PTA Nederlandse taal en literatuur HAVO

T1 Eindcijfer Nederlands klas 4
Het betreft hier het onafgeronde eindcijfer.
WEGING 10%
Niet herkansbaar
T2 Spelling en Stijl extra 1 en 2
Voor dit onderdeel worden de theorie en de bijbehorende oefeningen uit
‘Kiliaan’ Informatieboek, hoofdstuk G “Stijl”en ‘Kiliaan’, Verwerkingsboek, “Spelling en Stijl extra 1” en “Spelling en Stijl extra 2”, getoetst.
WEGING 15%
Herkansbaar
T3 Tekstverklaring
WEGING 15%
Herkansbaar

De kandidaat kan: - vaststellen tot welke tekstsoort een tekst of tekstgedeelte behoort; - de hoofdgedachte van een tekst(gedeelte) aangeven; - relaties tussen delen van een tekst aangeven; - conclusies trekken met betrekking tot intenties, opvattingen en gevoelens van de auteur; - standpunten en soorten argumenten herkennen en onderscheiden; - argumentatie-schema’s herkennen. De kandidaat kan een betogende tekst of betogend tekstgedeelte op aanvaardbaarheid beoordelen en in deze tekst drogredeneringen herkennen.
T4 Schrijfvaardigheid “Het betoog”
WEGING 25%
Herkansbaar

Voor dit onderdeel stelt de kandidaat een schrijfdossier samen.
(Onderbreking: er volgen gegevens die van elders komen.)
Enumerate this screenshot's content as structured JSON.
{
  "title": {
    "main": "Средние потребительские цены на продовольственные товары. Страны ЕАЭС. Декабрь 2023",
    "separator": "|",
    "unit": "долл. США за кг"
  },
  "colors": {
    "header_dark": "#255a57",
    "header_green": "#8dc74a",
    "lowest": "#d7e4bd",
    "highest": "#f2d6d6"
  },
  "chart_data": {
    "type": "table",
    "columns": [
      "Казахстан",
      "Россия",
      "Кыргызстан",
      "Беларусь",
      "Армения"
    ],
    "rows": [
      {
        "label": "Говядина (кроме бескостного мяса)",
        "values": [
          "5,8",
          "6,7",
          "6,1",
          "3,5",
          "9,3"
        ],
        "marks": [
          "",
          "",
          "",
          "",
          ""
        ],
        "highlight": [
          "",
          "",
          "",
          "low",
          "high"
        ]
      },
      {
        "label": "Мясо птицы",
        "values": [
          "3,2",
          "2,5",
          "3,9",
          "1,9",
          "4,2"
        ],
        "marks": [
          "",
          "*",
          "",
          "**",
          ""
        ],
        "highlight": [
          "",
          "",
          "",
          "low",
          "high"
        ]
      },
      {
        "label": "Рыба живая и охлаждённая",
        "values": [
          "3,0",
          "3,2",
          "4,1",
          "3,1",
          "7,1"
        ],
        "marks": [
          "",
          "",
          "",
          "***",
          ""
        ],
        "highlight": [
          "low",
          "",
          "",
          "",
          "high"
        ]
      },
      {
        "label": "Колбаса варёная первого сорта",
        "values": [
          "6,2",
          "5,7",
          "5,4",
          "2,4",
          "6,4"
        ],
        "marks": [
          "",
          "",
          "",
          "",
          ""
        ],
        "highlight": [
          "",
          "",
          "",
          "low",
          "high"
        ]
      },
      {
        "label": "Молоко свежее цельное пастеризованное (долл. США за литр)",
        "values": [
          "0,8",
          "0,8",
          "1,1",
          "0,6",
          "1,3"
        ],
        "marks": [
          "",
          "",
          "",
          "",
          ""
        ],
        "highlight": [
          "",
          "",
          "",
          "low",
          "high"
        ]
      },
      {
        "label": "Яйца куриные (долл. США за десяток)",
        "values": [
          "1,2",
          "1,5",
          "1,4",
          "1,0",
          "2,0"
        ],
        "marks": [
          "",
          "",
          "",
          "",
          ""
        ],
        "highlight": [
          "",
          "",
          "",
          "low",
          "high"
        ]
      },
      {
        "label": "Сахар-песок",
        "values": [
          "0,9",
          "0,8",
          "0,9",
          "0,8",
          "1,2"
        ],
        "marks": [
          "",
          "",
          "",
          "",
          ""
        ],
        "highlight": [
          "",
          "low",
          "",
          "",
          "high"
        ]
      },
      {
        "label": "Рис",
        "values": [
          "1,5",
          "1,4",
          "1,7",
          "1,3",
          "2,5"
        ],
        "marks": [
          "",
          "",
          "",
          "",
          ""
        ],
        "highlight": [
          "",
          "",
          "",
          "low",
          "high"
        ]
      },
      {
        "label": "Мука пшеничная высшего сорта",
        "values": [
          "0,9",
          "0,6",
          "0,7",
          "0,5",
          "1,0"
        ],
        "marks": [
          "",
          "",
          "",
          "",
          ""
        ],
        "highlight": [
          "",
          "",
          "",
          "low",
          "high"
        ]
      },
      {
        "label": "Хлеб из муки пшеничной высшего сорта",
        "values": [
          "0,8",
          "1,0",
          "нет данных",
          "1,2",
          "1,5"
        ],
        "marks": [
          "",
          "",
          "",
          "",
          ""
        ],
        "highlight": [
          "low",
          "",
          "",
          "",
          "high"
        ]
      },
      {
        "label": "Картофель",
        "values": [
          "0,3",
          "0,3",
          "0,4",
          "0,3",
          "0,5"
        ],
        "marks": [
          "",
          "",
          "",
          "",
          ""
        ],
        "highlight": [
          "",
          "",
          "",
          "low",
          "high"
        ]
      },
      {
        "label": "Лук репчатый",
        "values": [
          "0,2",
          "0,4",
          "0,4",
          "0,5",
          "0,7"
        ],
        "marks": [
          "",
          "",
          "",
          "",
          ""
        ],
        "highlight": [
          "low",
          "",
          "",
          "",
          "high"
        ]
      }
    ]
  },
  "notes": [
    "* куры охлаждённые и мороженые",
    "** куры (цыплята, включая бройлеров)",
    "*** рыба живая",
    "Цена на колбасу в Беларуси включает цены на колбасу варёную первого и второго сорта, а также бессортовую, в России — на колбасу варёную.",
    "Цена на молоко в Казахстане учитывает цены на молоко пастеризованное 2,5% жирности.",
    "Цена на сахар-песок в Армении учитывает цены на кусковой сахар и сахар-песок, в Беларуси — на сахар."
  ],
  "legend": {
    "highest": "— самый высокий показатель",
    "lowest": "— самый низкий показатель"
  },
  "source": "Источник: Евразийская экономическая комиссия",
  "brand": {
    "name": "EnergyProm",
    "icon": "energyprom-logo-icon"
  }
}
In dit dossier verzamelt de kandidaat zeven getypte betogen met bronnen vermelding en relevante aanvullende opdrachten. In leerjaar vier schrijft de kandidaat drie betogen, in leerjaar vijf vier betogen. Dit dossier wordt uiterlijk 3 weken voor het schoolexamen ingeleverd. Indien niet tijdig ingeleverd wordt de kandidaat uitgesloten van het schoolexamen Schrijfvaardigheid en beoordeeld met het cijfer 1.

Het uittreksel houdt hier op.